“Je fais beaucoup plus du mécénat que du business”

Marabaye Datolbi Roger, est un jeune entrepreneur du domaine de la maintenance en froid, climatisation et des ascenseurs. Il croit qu’investir dans les artistes peut être porteur, à condition qu’ils veuillent bien aller à l’école de la vie et aussi de l’art.

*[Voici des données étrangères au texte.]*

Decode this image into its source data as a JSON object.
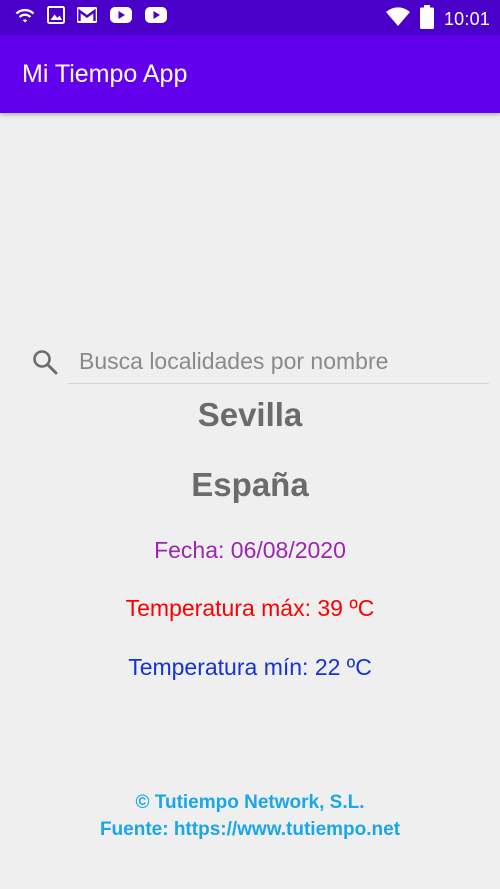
{
  "status_bar": {
    "time": "10:01",
    "left_icons": [
      "wifi-icon",
      "image-icon",
      "gmail-icon",
      "youtube-icon",
      "youtube-icon"
    ],
    "right_icons": [
      "wifi-signal-icon",
      "battery-icon"
    ],
    "background": "#4a00c9"
  },
  "app_bar": {
    "title": "Mi Tiempo App",
    "background": "#6200ee"
  },
  "search": {
    "placeholder": "Busca localidades por nombre",
    "value": ""
  },
  "location": {
    "city": "Sevilla",
    "country": "España"
  },
  "weather": {
    "date_label": "Fecha: 06/08/2020",
    "temp_max_label": "Temperatura máx: 39 ºC",
    "temp_min_label": "Temperatura mín: 22 ºC"
  },
  "footer": {
    "copyright": "© Tutiempo Network, S.L.",
    "source": "Fuente: https://www.tutiempo.net"
  },
  "colors": {
    "date": "#9c27b0",
    "temp_max": "#ff0000",
    "temp_min": "#1432d6",
    "footer": "#1aa6e8",
    "location": "#6b6b6b"
  }
}
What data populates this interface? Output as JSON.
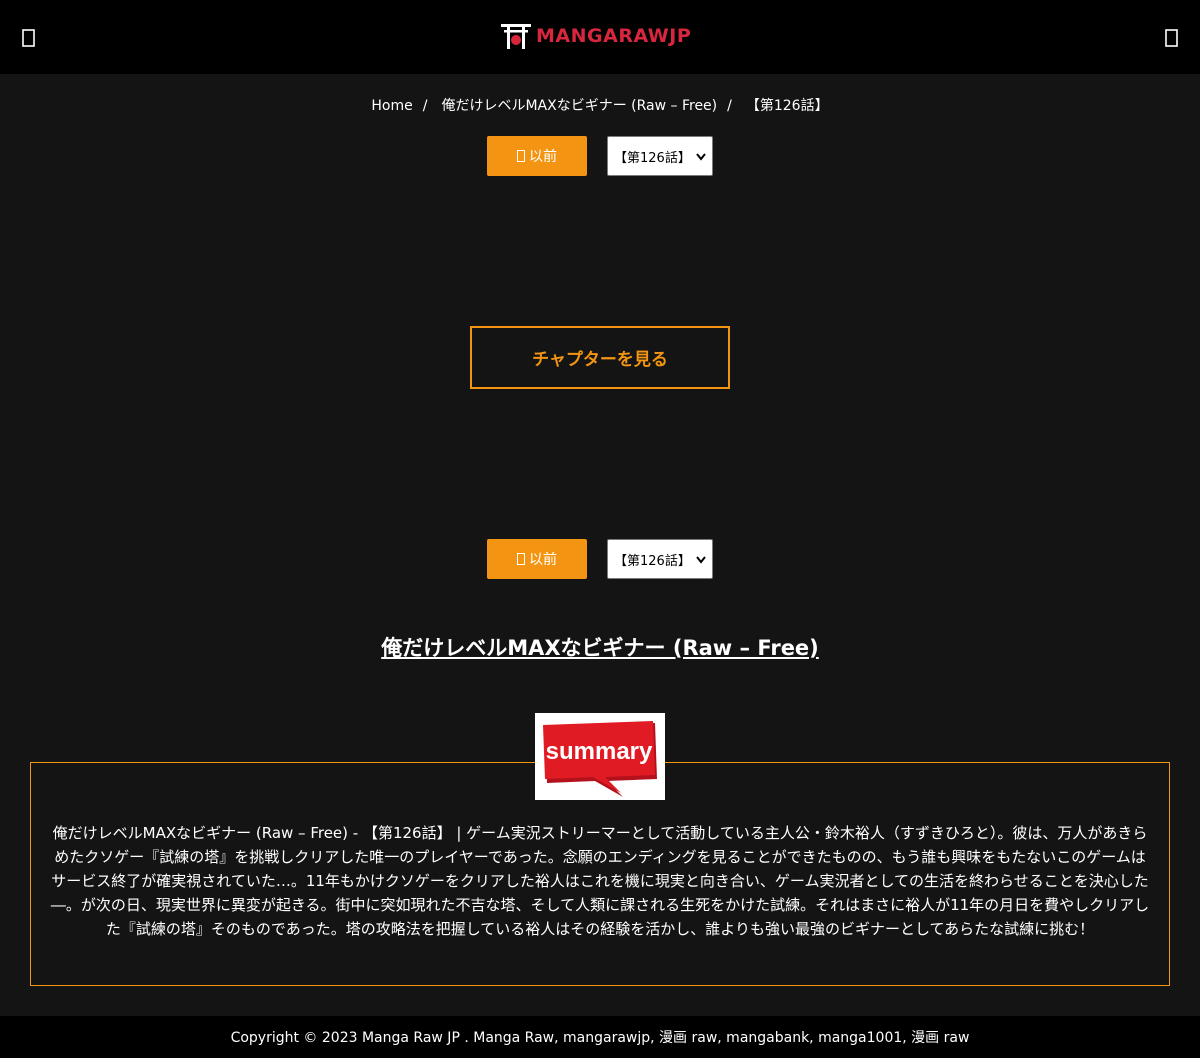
{
  "header": {
    "logo_text": "MANGARAWJP",
    "menu_icon": "menu-icon",
    "search_icon": "search-icon"
  },
  "breadcrumb": {
    "home": "Home",
    "series": "俺だけレベルMAXなビギナー (Raw – Free)",
    "current": "【第126話】",
    "separator": "/"
  },
  "nav_top": {
    "prev_label": "以前",
    "selected_chapter": "【第126話】"
  },
  "view_chapter_label": "チャプターを見る",
  "nav_bottom": {
    "prev_label": "以前",
    "selected_chapter": "【第126話】"
  },
  "series_title": "俺だけレベルMAXなビギナー (Raw – Free)",
  "summary": {
    "badge_text": "summary",
    "text": "俺だけレベルMAXなビギナー (Raw – Free) - 【第126話】 | ゲーム実況ストリーマーとして活動している主人公・鈴木裕人（すずきひろと）。彼は、万人があきらめたクソゲー『試練の塔』を挑戦しクリアした唯一のプレイヤーであった。念願のエンディングを見ることができたものの、もう誰も興味をもたないこのゲームはサービス終了が確実視されていた…。11年もかけクソゲーをクリアした裕人はこれを機に現実と向き合い、ゲーム実況者としての生活を終わらせることを決心した―。が次の日、現実世界に異変が起きる。街中に突如現れた不吉な塔、そして人類に課される生死をかけた試練。それはまさに裕人が11年の月日を費やしクリアした『試練の塔』そのものであった。塔の攻略法を把握している裕人はその経験を活かし、誰よりも強い最強のビギナーとしてあらたな試練に挑む！"
  },
  "footer": {
    "text": "Copyright © 2023 Manga Raw JP . Manga Raw, mangarawjp, 漫画 raw, mangabank, manga1001, 漫画 raw"
  },
  "colors": {
    "accent": "#f39513",
    "logo_red": "#d7263d",
    "background": "#141414",
    "header_bg": "#000000"
  }
}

Roger représente au Tchad la société Sodimas, une entreprise de fabrication des ascenseurs. Son histoire avec les artistes remonte en l’an 2000 à Moundou, quand tout jeune, il gérait le plus grand bar dancing appelé “La croisière nouvelle formule’’. C’est à partir de là où il a commencé à donner des coups de pouce aux artistes avant de remonter sur N’Djaména. Actuellement, il gère le Concept bar qui est devenu plus ou moins, un espace culturel très prisé par les artistes, qui s’y produisent quasiment tous les weekends. Choisir d’investir dans l’art ou dans l’accompagnement des artistes sous le ciel tchadien, n’est pas évident pour plusieurs raisons : ils sont réputés très ingrats, pas du tout reconnaissants envers leurs bienfaiteurs, mais aussi pour la  grande partie sans une vision ou projet de développement de carrière. La preuve, chaque année, beaucoup arpentent les couloirs du ministère en charge de la culture, pour les mêmes motifs : production d’albums, réalisations des clips, tenues de festivals, etc. Des activités rarement évaluées, qui constituent des gouffres à sous sans retour sur investissement.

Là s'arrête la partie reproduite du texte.